24082025

« Seigneur, n’y a-t-il que peu de gens qui soient sauvés ? » Celui qui a posé cette question n’avait sans doute pas lu le dernier chapitre du livre d’Isaïe, où Dieu exprime son rêve, son intention : « Moi, je viens rassembler toutes les nations, de toute langue. J’enverrai des rescapés vers les nations les plus éloignées, vers les îles lointaines qui n’ont rien entendu de ma renommée, qui n’ont pas vu ma gloire. De toutes les nations, ils ramèneront tous vos frères. » C’est ce que Jésus rappelle au questionneur : « On viendra de l’orient et de l’occident, du nord et du midi, prendre place au festin dans le royaume de Dieu. »

Ces paroles sont rassurantes. Mais, isolées, ne risquent-elles pas de l’être un peu trop ? Il ne faudrait pas qu’elles nous poussent à nous assoupir, à nous dire que, si Dieu est bon, si sa miséricorde est infinie, il n’y a plus qu’à attendre qu’il vienne réaliser son projet… Non, il dépend de nous que son règne vienne.

C’est pourquoi Jésus, avant de redire que tous sont attendus dans le royaume de Dieu, commence par mettre ses interlocuteurs en garde : « Efforcez-vous d’entrer par la porte étroite. » L’image peut faire songer à une porte célèbre du monastère portugais d’Alcobaça. C’est la porte qui donne accès au réfectoire, mais elle n’est large que de trente-deux centimètres. On l’appelle « pega gordo », c’est-à-dire « attrape-gros ». Je ne suis pas certain que j’y passerais encore… Beaucoup chercheront à entrer et n’y parviendront pas.

Au-delà de l’image, que signifie-t-elle, cette porte étroite ? Au minimum, que tout ne se vaut pas. Jésus met en cause ceux qui commettent l’injustice. Un hasard de calendrier fait que nous entendons ces lectures du vingt et unième dimanche le jour de la Saint-Barthélemy, le jour anniversaire du massacre qui, en 1572, a été l’événement le plus sanglant des guerres de religion. Certes, il faut se garder de juger hier avec les lumières d’aujourd’hui, mais il reste surprenant que des lecteurs de la Bible – jusqu’à nos jours – puissent commettre de tels actes sans deviner qu’ils sont en porte-à-faux avec l’intention de leur Dieu.

On a pu dire et écrire que la bonté d’un seul homme rend meilleure l’humanité tout entière. C’est vrai, et il faut oser le répéter.
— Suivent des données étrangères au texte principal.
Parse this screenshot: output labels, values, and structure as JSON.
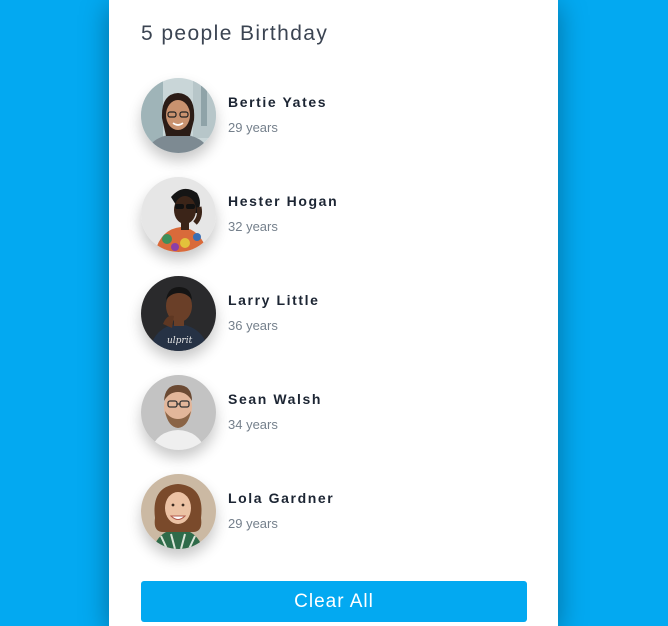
{
  "card": {
    "title": "5 people Birthday",
    "clear_label": "Clear All"
  },
  "people": [
    {
      "name": "Bertie Yates",
      "age": "29 years",
      "avatar": "woman-glasses-photo"
    },
    {
      "name": "Hester Hogan",
      "age": "32 years",
      "avatar": "woman-sunglasses-photo"
    },
    {
      "name": "Larry Little",
      "age": "36 years",
      "avatar": "man-dark-shirt-photo"
    },
    {
      "name": "Sean Walsh",
      "age": "34 years",
      "avatar": "man-glasses-beard-photo"
    },
    {
      "name": "Lola Gardner",
      "age": "29 years",
      "avatar": "woman-curly-hair-photo"
    }
  ],
  "colors": {
    "background": "#03a9f1",
    "button": "#03a9f1",
    "card": "#ffffff",
    "name_text": "#1c2533",
    "age_text": "#75808c"
  }
}
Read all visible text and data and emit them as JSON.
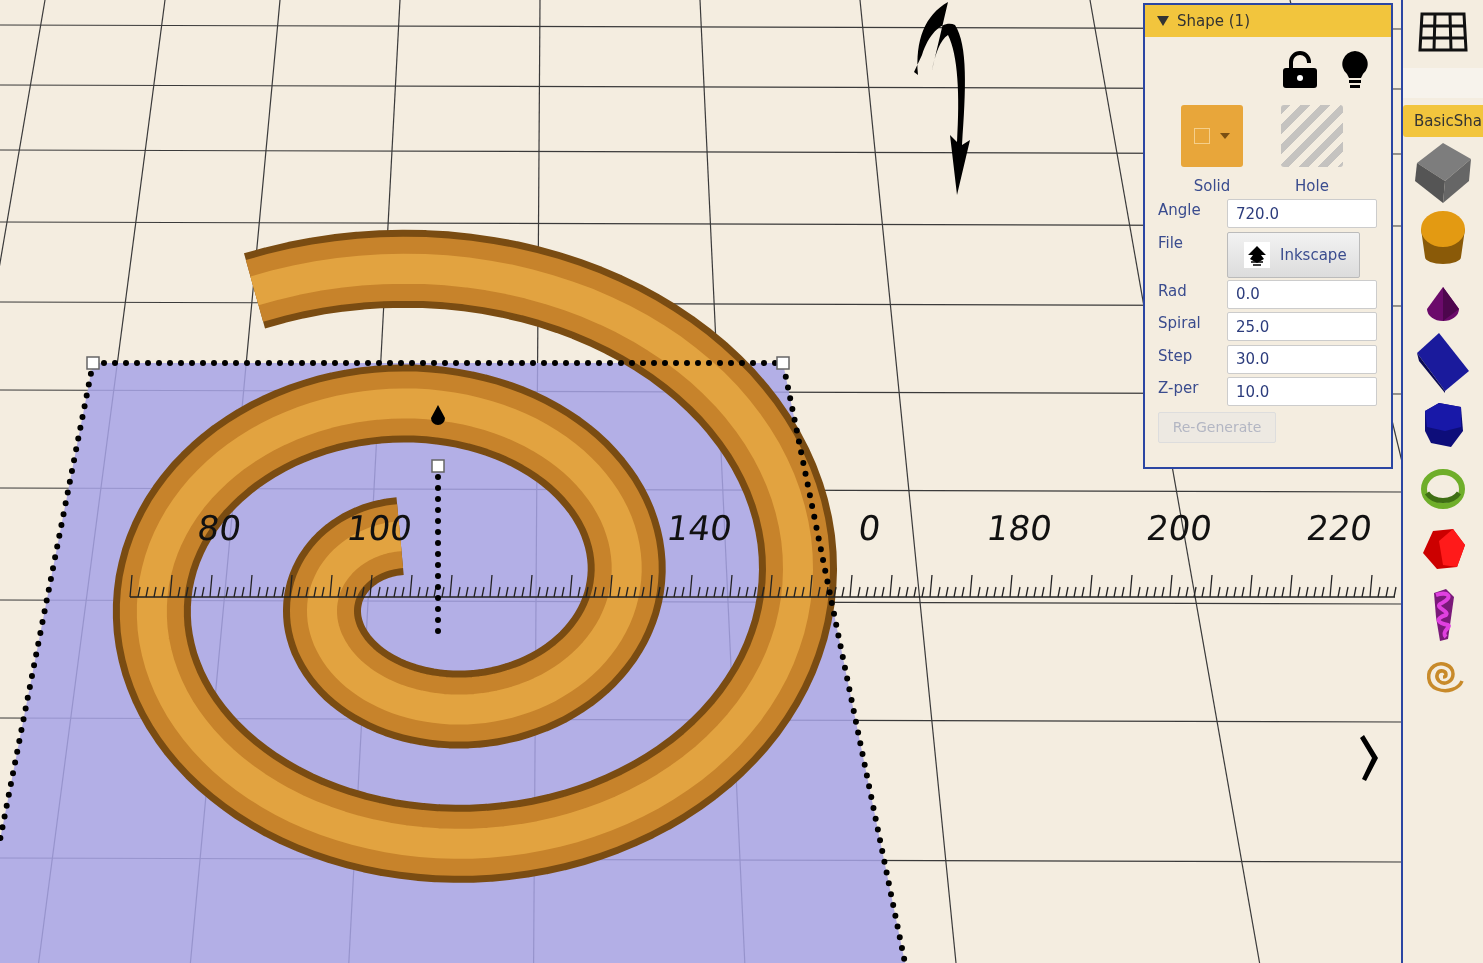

Mais on ne peut pas oublier que cette affirmation implique son contraire : le péché d’un seul homme ralentit toute l’humanité dans son chemin vers sa plénitude. Comme dit la deuxième lettre de saint Pierre (3,11-12), « vous voyez quels hommes vous devez être, en vivant dans la sainteté et la piété, vous qui attendez, vous qui hâtez l’avènement du jour de Dieu ». C’est trop peu de l’attendre, notre Dieu nous demande de le hâter.

Trop souvent, dans l’histoire de nos Églises et jusque dans les événements récents, des actes néfastes, des attitudes honteuses ont écarté des personnes du chemin où nous devrions les attirer, pour le bonheur de tous. Il ne s’agit pas de se laisser submerger par une mauvaise conscience qui ne servirait à rien. Nous ne sommes pas individuellement coupables des erreurs et des turpitudes des autres. Mais il nous appartient peut-être de donner en compensation, chacun à sa mesure, une autre image de l’appartenance au Christ, pour porter nos frères et nos sœurs humains, dans des vases purs, à la maison du Seigneur. Quand l’évangile nous dit que nous serons jetés dehors, il ne faut pas le prendre au pied de la lettre. Mais peut-être, tout de même, se réveiller.